Seperti janji-janji manis para majikan yang tidak pernah ditepati, PRT yang wajib meninggalkan izasah sebagai jaminan dan akhirnya dia tidak bisa melarikan diri, atau mereka tidak tahu kemana harus mengadu.

Kesadaran dan kecerdasan PRT dinilai penting sebagai hal yang utama ketika mereka memutuskan bekerja di lingkungan rumah tangga orang lain. Jemek juga menuding, jika pemerintah kurang cakap menguatkan sumber daya para calon PRT.

Tak hanya itu, kerumitan biro jasa penyalur PRT pun menyulitkan. Lantaran prosedur yang memakan waktu lama dan rumit itulah, biasanya para calon PRT atau TKW tidak sabar lantas memilih biro tidak resmi.
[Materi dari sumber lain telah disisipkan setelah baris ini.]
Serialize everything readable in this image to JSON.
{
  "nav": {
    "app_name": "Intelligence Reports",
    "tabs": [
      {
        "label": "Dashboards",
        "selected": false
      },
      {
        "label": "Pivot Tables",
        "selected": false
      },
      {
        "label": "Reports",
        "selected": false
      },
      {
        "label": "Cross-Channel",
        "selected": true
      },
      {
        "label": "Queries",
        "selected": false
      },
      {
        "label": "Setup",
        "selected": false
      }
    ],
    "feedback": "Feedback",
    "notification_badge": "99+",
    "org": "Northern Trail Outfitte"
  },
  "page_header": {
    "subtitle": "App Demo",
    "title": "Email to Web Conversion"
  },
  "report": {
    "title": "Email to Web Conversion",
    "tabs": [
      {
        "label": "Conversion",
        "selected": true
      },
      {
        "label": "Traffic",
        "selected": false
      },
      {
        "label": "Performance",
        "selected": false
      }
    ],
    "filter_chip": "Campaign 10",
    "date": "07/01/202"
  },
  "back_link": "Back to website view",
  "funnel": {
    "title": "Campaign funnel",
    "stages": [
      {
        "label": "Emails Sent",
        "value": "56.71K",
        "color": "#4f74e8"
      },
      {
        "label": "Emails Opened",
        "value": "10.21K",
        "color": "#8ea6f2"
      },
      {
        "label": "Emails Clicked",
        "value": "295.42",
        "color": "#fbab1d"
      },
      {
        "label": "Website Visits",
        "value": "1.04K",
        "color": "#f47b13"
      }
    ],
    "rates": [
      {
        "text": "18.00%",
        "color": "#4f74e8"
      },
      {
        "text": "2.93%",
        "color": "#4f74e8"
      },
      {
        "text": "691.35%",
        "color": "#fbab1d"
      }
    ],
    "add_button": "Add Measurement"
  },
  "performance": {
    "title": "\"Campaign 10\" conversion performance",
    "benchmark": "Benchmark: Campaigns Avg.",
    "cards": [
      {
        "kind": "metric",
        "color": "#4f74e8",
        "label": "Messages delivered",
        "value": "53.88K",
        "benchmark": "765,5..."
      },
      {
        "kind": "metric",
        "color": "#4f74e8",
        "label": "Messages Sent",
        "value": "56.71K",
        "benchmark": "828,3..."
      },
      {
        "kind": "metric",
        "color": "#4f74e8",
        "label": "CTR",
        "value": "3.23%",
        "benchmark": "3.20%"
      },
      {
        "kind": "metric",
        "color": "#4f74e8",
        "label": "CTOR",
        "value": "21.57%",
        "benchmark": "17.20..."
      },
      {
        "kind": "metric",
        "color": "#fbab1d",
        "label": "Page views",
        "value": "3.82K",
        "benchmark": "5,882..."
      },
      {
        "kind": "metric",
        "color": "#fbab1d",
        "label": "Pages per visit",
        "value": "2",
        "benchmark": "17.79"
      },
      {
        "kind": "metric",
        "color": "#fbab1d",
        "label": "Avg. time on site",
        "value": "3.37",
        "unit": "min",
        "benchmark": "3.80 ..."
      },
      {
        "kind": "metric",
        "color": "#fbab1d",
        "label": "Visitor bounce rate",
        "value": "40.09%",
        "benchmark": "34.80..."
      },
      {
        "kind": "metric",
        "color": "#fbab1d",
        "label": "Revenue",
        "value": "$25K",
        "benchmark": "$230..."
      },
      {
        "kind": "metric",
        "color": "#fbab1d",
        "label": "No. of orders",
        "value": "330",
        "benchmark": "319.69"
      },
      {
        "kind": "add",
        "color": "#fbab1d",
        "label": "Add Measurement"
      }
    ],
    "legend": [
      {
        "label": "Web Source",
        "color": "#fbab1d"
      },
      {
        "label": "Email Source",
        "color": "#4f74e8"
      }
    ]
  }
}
Belum lagi, tawaran yang muluk-muluk dari teman sesama PRT membuat calon PRT tergiur. Itulah yang disebut Jemek sebagai jebakan yang tidak disadari. “Saya hanya menuangkan semua ide itu, mereka mengekspresikan gerakannya secara bebas,” ungkap Jemek.

Dilematis
Jemek menyadari, apalah arti sebuah pantomim bagi para petinggi negara dan masyarakat yang sibuk mengurus kehidupannya. "Demonstrasi anarkis saja tidak digubris, apalagi dengan demonstrasi budaya? Dilematis sih, tapi saya merasa punya kepedulian, itu saja," tukasnya kalem.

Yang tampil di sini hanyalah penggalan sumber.